Policies, funding head senate meeting

0
140

Student Governing Association began its meeting on Nov. 20 with a presentation from Lindsey Elliott, news production specialist for the Division of Communications and Marketing, and Tucker Styrkowicz, junior in industrial engineering, about the new LiveSafe app being offered to K-State students for free.

Students can download the K-State version of the app, which can connect them to the K-State and Riley County Police departments, allow them to report crimes and have a friend or family member virtually “walk” with them via the app.

“You can just send in a tip from your phone or your iPad,” Elliott said. “And you’re more likely to actually send it in because it’s so easy.”

The LiveSafe app will cost K-State about $5,000 each year and the contract runs for the next five years.

President Reagan Kays, senior in agribusiness, updated senators on the Kansas Board of Regents decision in regards to the referendum passed unanimously by the student senate last week, which required students’ consent before upping tuition and fees to add new buildings on a campus. The Board of Regents sided with the students and barred universities from bypassing the students for more money.
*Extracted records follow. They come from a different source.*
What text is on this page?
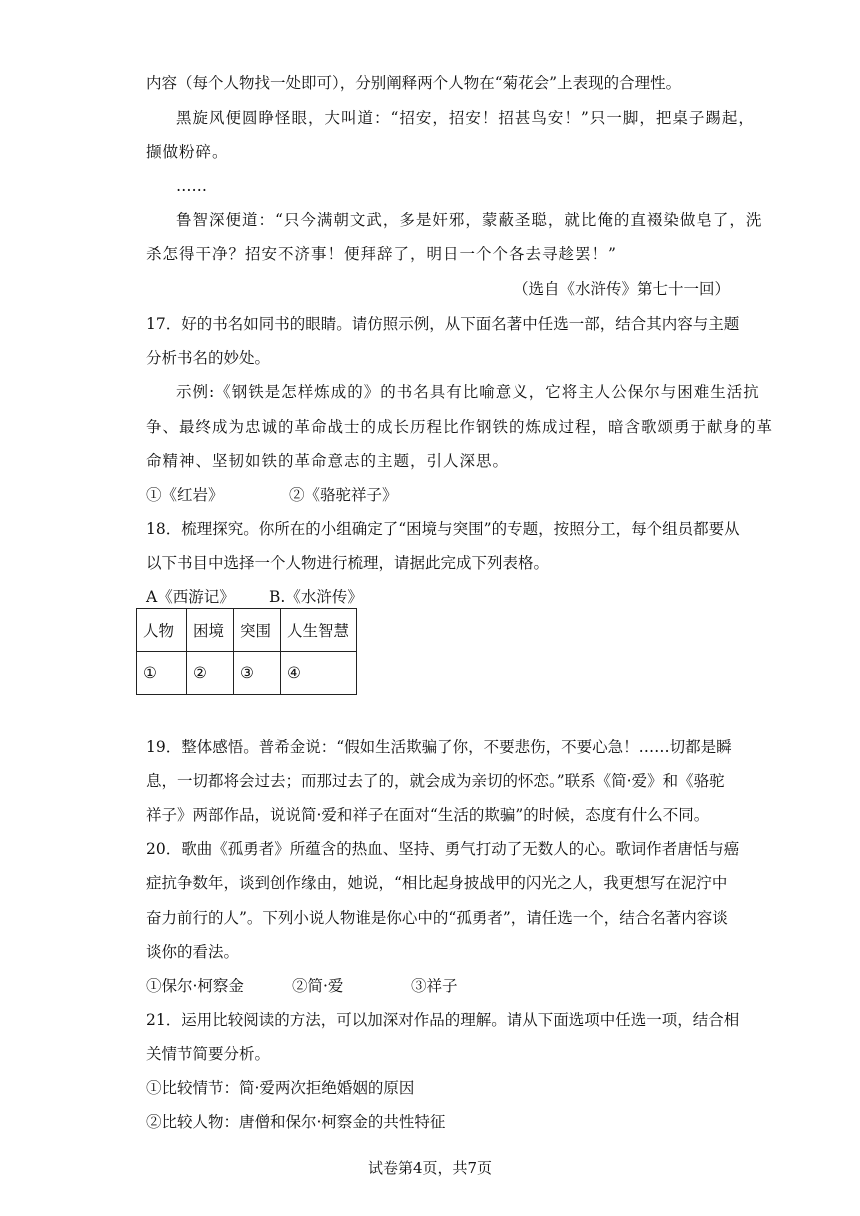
内容（每个人物找一处即可），分别阐释两个人物在“菊花会”上表现的合理性。
黑旋风便圆睁怪眼，大叫道：“招安，招安！招甚鸟安！”只一脚，把桌子踢起，
撷做粉碎。
……
鲁智深便道：“只今满朝文武，多是奸邪，蒙蔽圣聪，就比俺的直裰染做皂了，洗
杀怎得干净？招安不济事！便拜辞了，明日一个个各去寻趁罢！”
（选自《水浒传》第七十一回）
17．好的书名如同书的眼睛。请仿照示例，从下面名著中任选一部，结合其内容与主题
分析书名的妙处。
示例:《钢铁是怎样炼成的》的书名具有比喻意义，它将主人公保尔与困难生活抗
争、最终成为忠诚的革命战士的成长历程比作钢铁的炼成过程，暗含歌颂勇于献身的革
命精神、坚韧如铁的革命意志的主题，引人深思。
①《红岩》	②《骆驼祥子》
18．梳理探究。你所在的小组确定了“困境与突围”的专题，按照分工，每个组员都要从
以下书目中选择一个人物进行梳理，请据此完成下列表格。
A《西游记》 B.《水浒传》
人物	困境	突围	人生智慧
①	②	③	④
19．整体感悟。普希金说：“假如生活欺骗了你，不要悲伤，不要心急！……切都是瞬
息，一切都将会过去；而那过去了的，就会成为亲切的怀恋。”联系《简·爱》和《骆驼
祥子》两部作品，说说简·爱和祥子在面对“生活的欺骗”的时候，态度有什么不同。
20．歌曲《孤勇者》所蕴含的热血、坚持、勇气打动了无数人的心。歌词作者唐恬与癌
症抗争数年，谈到创作缘由，她说，“相比起身披战甲的闪光之人，我更想写在泥泞中
奋力前行的人”。下列小说人物谁是你心中的“孤勇者”，请任选一个，结合名著内容谈
谈你的看法。
①保尔·柯察金	②简·爱	③祥子
21．运用比较阅读的方法，可以加深对作品的理解。请从下面选项中任选一项，结合相
关情节简要分析。
①比较情节：简·爱两次拒绝婚姻的原因
②比较人物：唐僧和保尔·柯察金的共性特征
试卷第4页，共7页
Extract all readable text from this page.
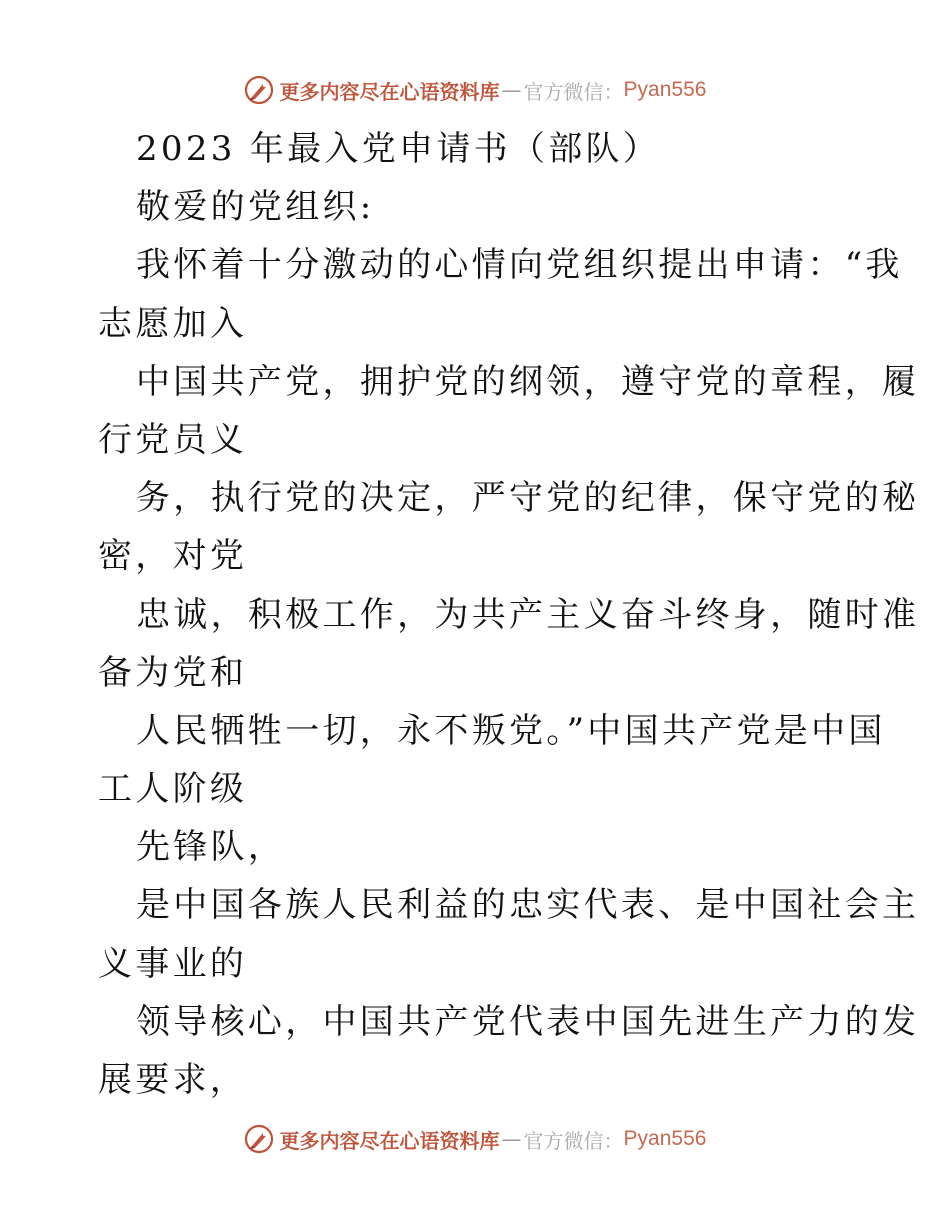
更多内容尽在心语资料库 — 官方微信： Pyan556
2023 年最入党申请书（部队）
敬爱的党组织:
我怀着十分激动的心情向党组织提出申请：“我
志愿加入
中国共产党，拥护党的纲领，遵守党的章程，履
行党员义
务，执行党的决定，严守党的纪律，保守党的秘
密，对党
忠诚，积极工作，为共产主义奋斗终身，随时准
备为党和
人民牺牲一切，永不叛党。”中国共产党是中国
工人阶级
先锋队，
是中国各族人民利益的忠实代表、是中国社会主
义事业的
领导核心，中国共产党代表中国先进生产力的发
展要求，
更多内容尽在心语资料库 — 官方微信： Pyan556
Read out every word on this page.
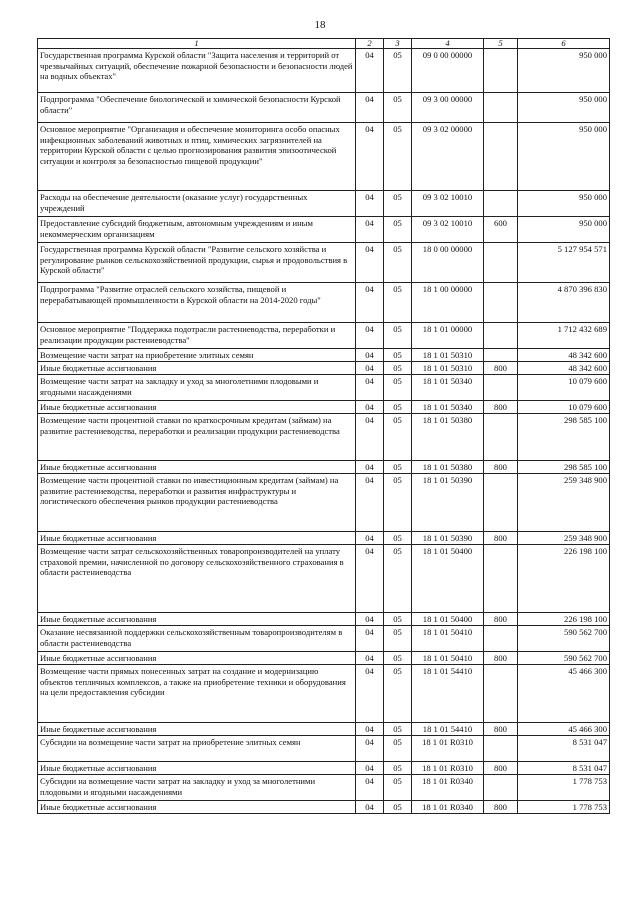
18
1	2	3	4	5	6
Государственная программа Курской области "Защита населения и территорий от чрезвычайных ситуаций, обеспечение пожарной безопасности и безопасности людей на водных объектах"	04	05	09 0 00 00000		950 000
Подпрограмма "Обеспечение биологической и химической безопасности Курской области"	04	05	09 3 00 00000		950 000
Основное мероприятие "Организация и обеспечение мониторинга особо опасных инфекционных заболеваний животных и птиц, химических загрязнителей на территории Курской области с целью прогнозирования развития эпизоотической ситуации и контроля за безопасностью пищевой продукции"	04	05	09 3 02 00000		950 000
Расходы на обеспечение деятельности (оказание услуг) государственных учреждений	04	05	09 3 02 10010		950 000
Предоставление субсидий бюджетным, автономным учреждениям и иным некоммерческим организациям	04	05	09 3 02 10010	600	950 000
Государственная программа Курской области "Развитие сельского хозяйства и регулирование рынков сельскохозяйственной продукции, сырья и продовольствия в Курской области"	04	05	18 0 00 00000		5 127 954 571
Подпрограмма "Развитие отраслей сельского хозяйства, пищевой и перерабатывающей промышленности в Курской области на 2014-2020 годы"	04	05	18 1 00 00000		4 870 396 830
Основное мероприятие "Поддержка подотрасли растениеводства, переработки и реализации продукции растениеводства"	04	05	18 1 01 00000		1 712 432 689
Возмещение части затрат на приобретение элитных семян	04	05	18 1 01 50310		48 342 600
Иные бюджетные ассигнования	04	05	18 1 01 50310	800	48 342 600
Возмещение части затрат на закладку и уход за многолетними плодовыми и ягодными насаждениями	04	05	18 1 01 50340		10 079 600
Иные бюджетные ассигнования	04	05	18 1 01 50340	800	10 079 600
Возмещение части процентной ставки по краткосрочным кредитам (займам) на развитие растениеводства, переработки и реализации продукции растениеводства	04	05	18 1 01 50380		298 585 100
Иные бюджетные ассигнования	04	05	18 1 01 50380	800	298 585 100
Возмещение части процентной ставки по инвестиционным кредитам (займам) на развитие растениеводства, переработки и развития инфраструктуры и логистического обеспечения рынков продукции растениеводства	04	05	18 1 01 50390		259 348 900
Иные бюджетные ассигнования	04	05	18 1 01 50390	800	259 348 900
Возмещение части затрат сельскохозяйственных товаропроизводителей на уплату страховой премии, начисленной по договору сельскохозяйственного страхования в области растениеводства	04	05	18 1 01 50400		226 198 100
Иные бюджетные ассигнования	04	05	18 1 01 50400	800	226 198 100
Оказание несвязанной поддержки сельскохозяйственным товаропроизводителям в области растениеводства	04	05	18 1 01 50410		590 562 700
Иные бюджетные ассигнования	04	05	18 1 01 50410	800	590 562 700
Возмещение части прямых понесенных затрат на создание и модернизацию объектов тепличных комплексов, а также на приобретение техники и оборудования на цели предоставления субсидии	04	05	18 1 01 54410		45 466 300
Иные бюджетные ассигнования	04	05	18 1 01 54410	800	45 466 300
Субсидии на возмещение части затрат на приобретение элитных семян	04	05	18 1 01 R0310		8 531 047
Иные бюджетные ассигнования	04	05	18 1 01 R0310	800	8 531 047
Субсидии на возмещение части затрат на закладку и уход за многолетними плодовыми и ягодными насаждениями	04	05	18 1 01 R0340		1 778 753
Иные бюджетные ассигнования	04	05	18 1 01 R0340	800	1 778 753
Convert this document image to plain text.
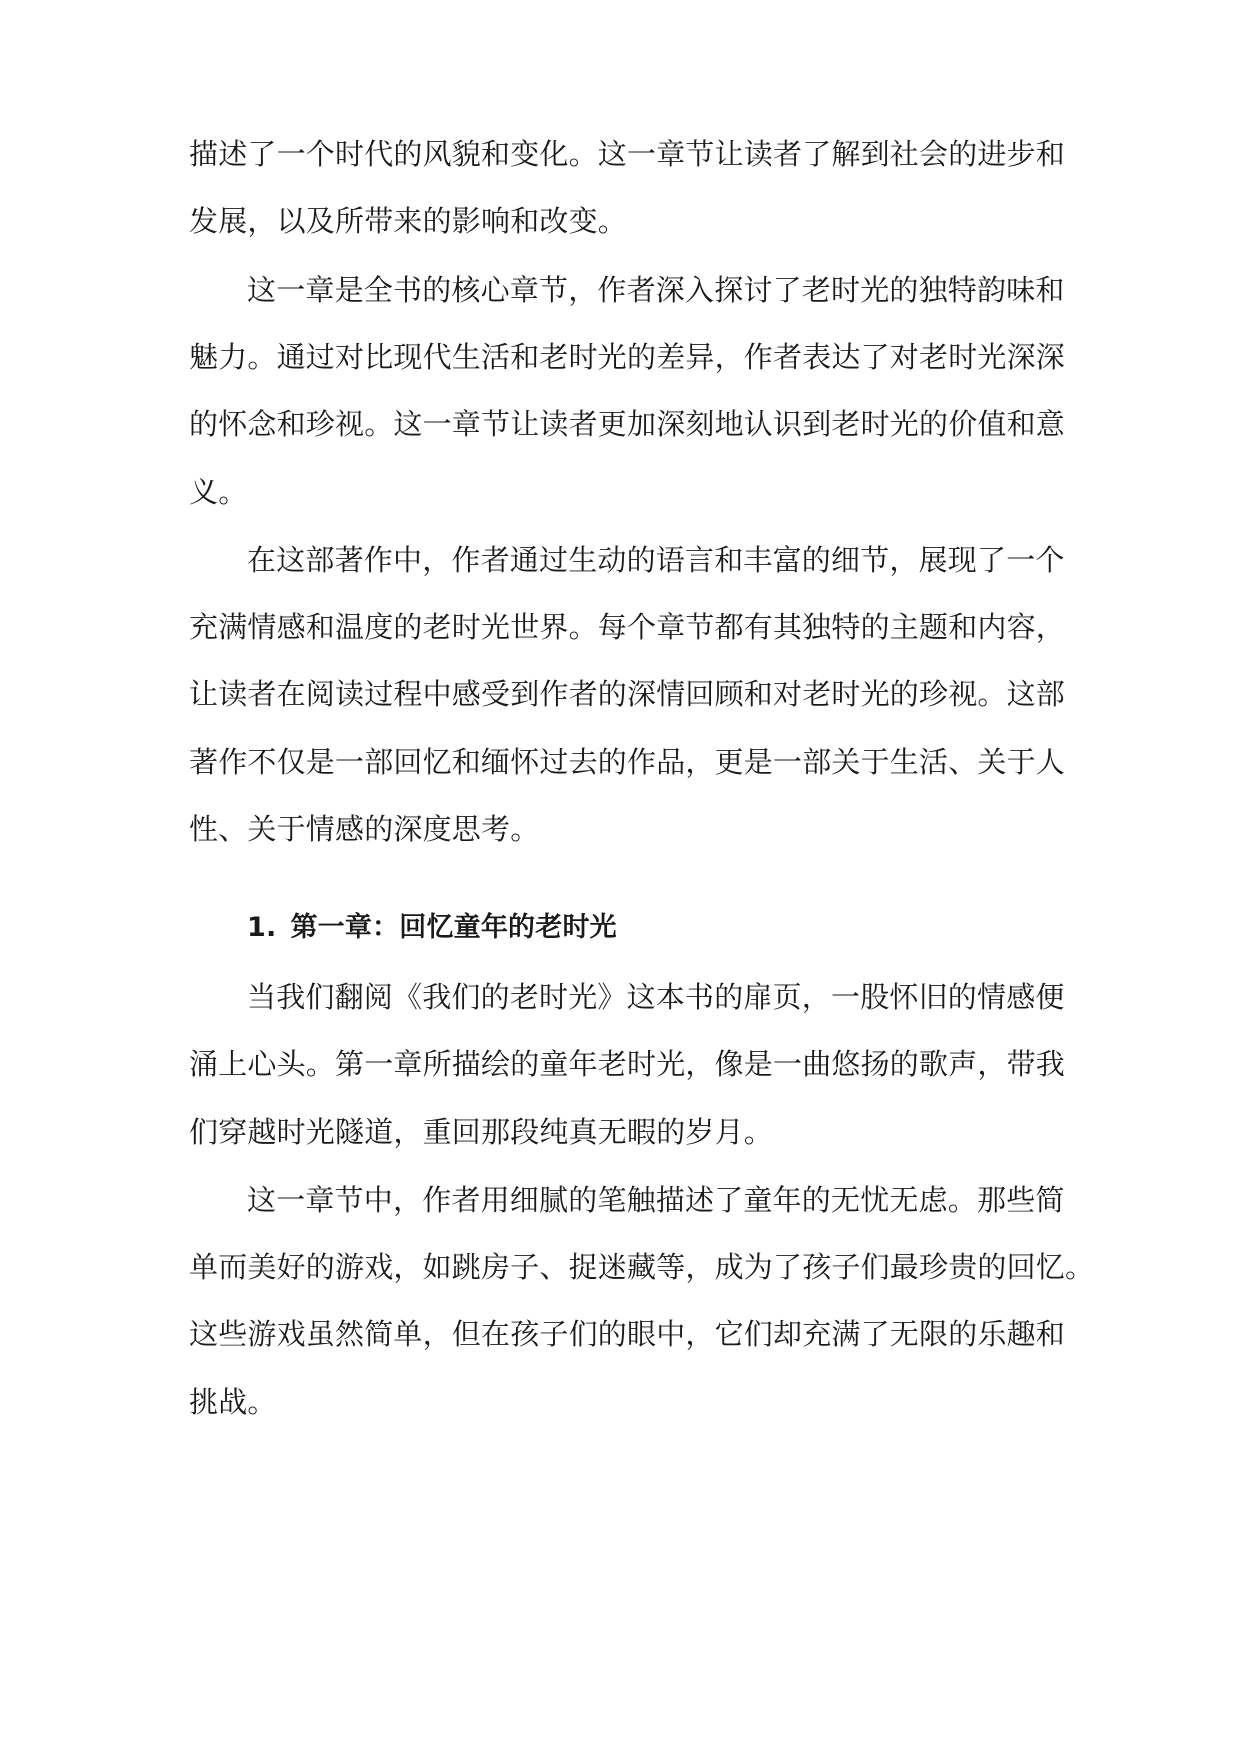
描述了一个时代的风貌和变化。这一章节让读者了解到社会的进步和
发展，以及所带来的影响和改变。
这一章是全书的核心章节，作者深入探讨了老时光的独特韵味和
魅力。通过对比现代生活和老时光的差异，作者表达了对老时光深深
的怀念和珍视。这一章节让读者更加深刻地认识到老时光的价值和意
义。
在这部著作中，作者通过生动的语言和丰富的细节，展现了一个
充满情感和温度的老时光世界。每个章节都有其独特的主题和内容，
让读者在阅读过程中感受到作者的深情回顾和对老时光的珍视。这部
著作不仅是一部回忆和缅怀过去的作品，更是一部关于生活、关于人
性、关于情感的深度思考。
1. 第一章：回忆童年的老时光
当我们翻阅《我们的老时光》这本书的扉页，一股怀旧的情感便
涌上心头。第一章所描绘的童年老时光，像是一曲悠扬的歌声，带我
们穿越时光隧道，重回那段纯真无暇的岁月。
这一章节中，作者用细腻的笔触描述了童年的无忧无虑。那些简
单而美好的游戏，如跳房子、捉迷藏等，成为了孩子们最珍贵的回忆。
这些游戏虽然简单，但在孩子们的眼中，它们却充满了无限的乐趣和
挑战。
“They decided by a unanimous vote to not take (the original proposal) as a non-budgetary legislative item to the Capital,” Kays said.

Over the past weekend, some members of the executive branch traveled to Ames, Iowa for the Big 12 student government conference. Vice President Cody Kennedy, senior in education, spoke about some differences between K-State SGA and other universities’ student governments and the amount of difference SGA is really able to make, by comparison.

“I took away from that conference the impact we here at K-State get the opportunity to truly make,” Kennedy said. “Not every student government has that in the Big 12. I felt like we were one of the best, if not the best, student government in the Big 12.”

Changes were made to the tuition strategies committee guidelines. Andrew Hurtig, junior in accounting, presented the updates, which included changing the language to include fees and state that a review of fees shall be presented to the university president and provost on a three-year cycle.

The recommendations of club funding from the Educational Opportunity Fund Committee were approved by senators, allocating $370,000 to various departments for scholarships, grants and payment for research assistants.

Funding was approved for the Associated General Contractors and Kansas State University Habitat for Humanity to travel to Mobile, Alabama to build a house. Kansas State University Theatre Organization also received funding to send 10 members to the Kennedy Center American College Theater Festival in Bloomington, Minnesota, to compete and network with professionals in the field.

Funding was also approved for the Wildlife Society to attend the Kansas Natural Resource Conference in Wichita. The Hispanic American Leadership Organization also received funding to send 10 students to the United States Hispanic Leadership Institute in Chicago, Illinois.

Intern Andrew McKittrick, sophomore in computer engineering, spoke on an infographic he developed showcasing SGA funding and where dollars come from and go.